The U.S. Food and Drug Administration (FDA) issued a guidance in September 2013 that provides recommendations to Contract Research Organizations (CROs), clinical investigators, sponsors and others who are involved in capturing, reviewing and maintaining electronic source data in FDA-regulated clinical investigations. This is with a view to streamline and modernize clinical trials. The guidance is intended to be used along with the FDA guidance for industry on Computerized Systems Used in Clinical Investigations, or simply, the computerized systems guidance. The guidance is intended to ensure the quality, integrity, reliability and traceability of data for clinical trial from electronic source to electronic regulatory submission.
It addresses the source data in clinical investigations used to fill up the pre-defined fields in an electronic case report form (eCRF) as per the clinical trial protocol. The following topics regarding electronic source data are discussed in the guidance.
Identifying and specifying authorized source data generators
Creating data element identifiers to facilitate audit trail examination by FDA, sponsors and other authorized parties
Methods to capture source data into the eCRF manually or electronically
The responsibilities of clinical investigators regarding the review and retention of electronic data
Use and description of computerized systems in clinical trials
Use of eCRF
According to the regulatory authority, an electronic record is a combination of text, graphics, data, audio, pictorial or other information represented in digital format which is created, modified, maintained, archived, retrieved or distributed by a computer system and eCRF is an example of such a record. To be more specific, eCRF is an auditable electronic record of information usually reported to the sponsor or other regulatory body pertaining to the clinical investigation on each trial subject as per the clinical investigation protocol. Using eCRF, the clinical investigation data or source data can be captured, reviewed, analyzed and reported systematically.
The source data can be entered into eCRF through any of the methods given below.
Entered directly by an authorized data originator (for instance, clinical investigators, consulting services)
Transmitted automatically from devices or instruments (for example, blood pressure monitoring device)
Transcribed from paper or electronic sources
Transmitted directly from Electronic Health Records (EHRs)
Transmitted from Patient-Reported Outcome (PRO) Instruments
Capturing source data electronically and transmitting it to eCRF offers the following benefits:
Supports the entry of source data wherever appropriate during a subject’s visit, which will eliminate unnecessary duplication of data and minimize transcription errors
No need to transcribe the source data before entering into an eCRF
Encourages remote monitoring of data
Facilitates real-time access for review by sponsor and FDA
Promotes the collection of accurate and complete data
Role of EHR/EMR Transcription Service
The source data consists of all information in original records and certified copies of original records of clinical findings, observations or other activities related to the investigation, which is imperative for reconstructing and evaluating the investigation. It is crucial for both FDA and the sponsor to access source data for review and inspection during clinical investigations to ensure the protection of the rights, welfare, and safety of human subjects and the quality and integrity of investigation data. The regulator insists that the source data need to be attributable, legible, contemporaneous, original and accurate (ALCOA) and strictly follow the regulatory requirements for record keeping.

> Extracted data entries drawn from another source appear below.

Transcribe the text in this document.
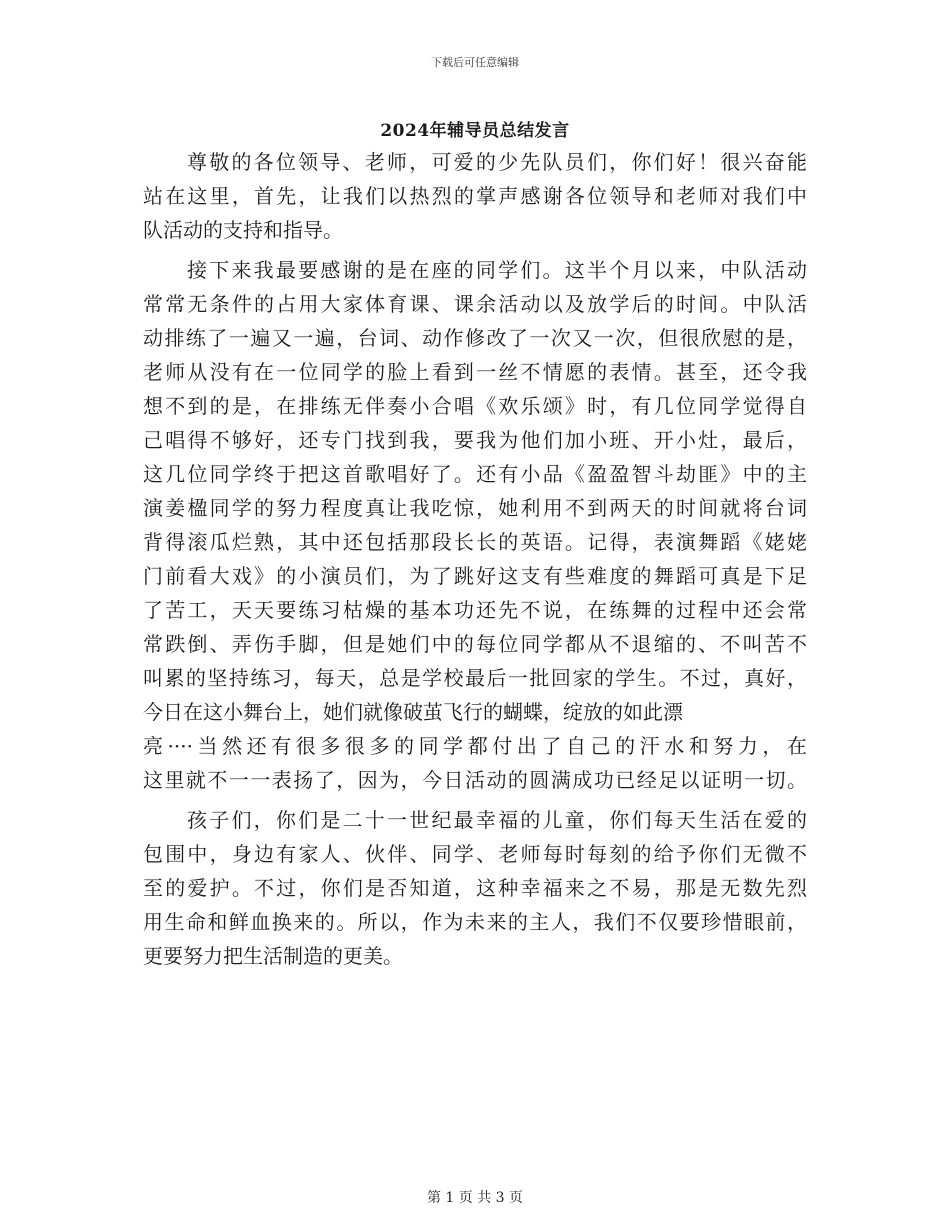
下载后可任意编辑
2024年辅导员总结发言
尊敬的各位领导、老师，可爱的少先队员们，你们好！很兴奋能
站在这里，首先，让我们以热烈的掌声感谢各位领导和老师对我们中
队活动的支持和指导。
接下来我最要感谢的是在座的同学们。这半个月以来，中队活动
常常无条件的占用大家体育课、课余活动以及放学后的时间。中队活
动排练了一遍又一遍，台词、动作修改了一次又一次，但很欣慰的是，
老师从没有在一位同学的脸上看到一丝不情愿的表情。甚至，还令我
想不到的是，在排练无伴奏小合唱《欢乐颂》时，有几位同学觉得自
己唱得不够好，还专门找到我，要我为他们加小班、开小灶，最后，
这几位同学终于把这首歌唱好了。还有小品《盈盈智斗劫匪》中的主
演姜楹同学的努力程度真让我吃惊，她利用不到两天的时间就将台词
背得滚瓜烂熟，其中还包括那段长长的英语。记得，表演舞蹈《姥姥
门前看大戏》的小演员们，为了跳好这支有些难度的舞蹈可真是下足
了苦工，天天要练习枯燥的基本功还先不说，在练舞的过程中还会常
常跌倒、弄伤手脚，但是她们中的每位同学都从不退缩的、不叫苦不
叫累的坚持练习，每天，总是学校最后一批回家的学生。不过，真好，
今日在这小舞台上，她们就像破茧飞行的蝴蝶，绽放的如此漂
亮····当然还有很多很多的同学都付出了自己的汗水和努力，在
这里就不一一表扬了，因为，今日活动的圆满成功已经足以证明一切。
孩子们，你们是二十一世纪最幸福的儿童，你们每天生活在爱的
包围中，身边有家人、伙伴、同学、老师每时每刻的给予你们无微不
至的爱护。不过，你们是否知道，这种幸福来之不易，那是无数先烈
用生命和鲜血换来的。所以，作为未来的主人，我们不仅要珍惜眼前，
更要努力把生活制造的更美。
第 1 页 共 3 页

The electronic transmission of source data to eCRF will be beneficial only if the data has these features. If the electronic instruments are of high quality, there is no need to worry about the accuracy. However, it is very important to ensure the data feeds entered into EHR/EMR systems are accurate. There is where providers may need EHR/EMR transcription service.
Usually, data is entered into an EMR system by choosing variables in pre-structured point and click templates. The output generated from these templates is too identical and lacks individuality for each patient. The templates must be customized according to the physician’s requirement, which can be very expensive. Moreover, it is difficult for a provider to capture the complete patient encounter on an EMR system in front of a patient.
On the other hand, a professional medical transcription company can provide diverse EHR and EMR solutions to meet the dictation and transcription needs of physicians, clinics and hospitals. These solutions include:
HL7 interface that simplifies the process of capturing patient data from HIS/CIS/RIS systems and returning the transcripts securely to the provider’s HIS/EHR/ or RIS system.
Direct connection tool such as VPN that allows real-time transcription into the provider’s system
Delivering the transcripts directly to specified folders in the provider’s network according to individual scheduling preferences.
The FDA guidance implies that the use of Electronic Health Records and Electronic Data Capture (EDC) systems in clinical trials is critical and requires much attention. When source data is captured electronically and transmitted to the eCRF, unnecessary duplication of data can be avoided. Other benefits include real time access to data for review purposes, accurate and complete data and remote monitoring of data. This guidance on electronic source data pertaining to clinical investigations is expected to ensure traceability and transparency.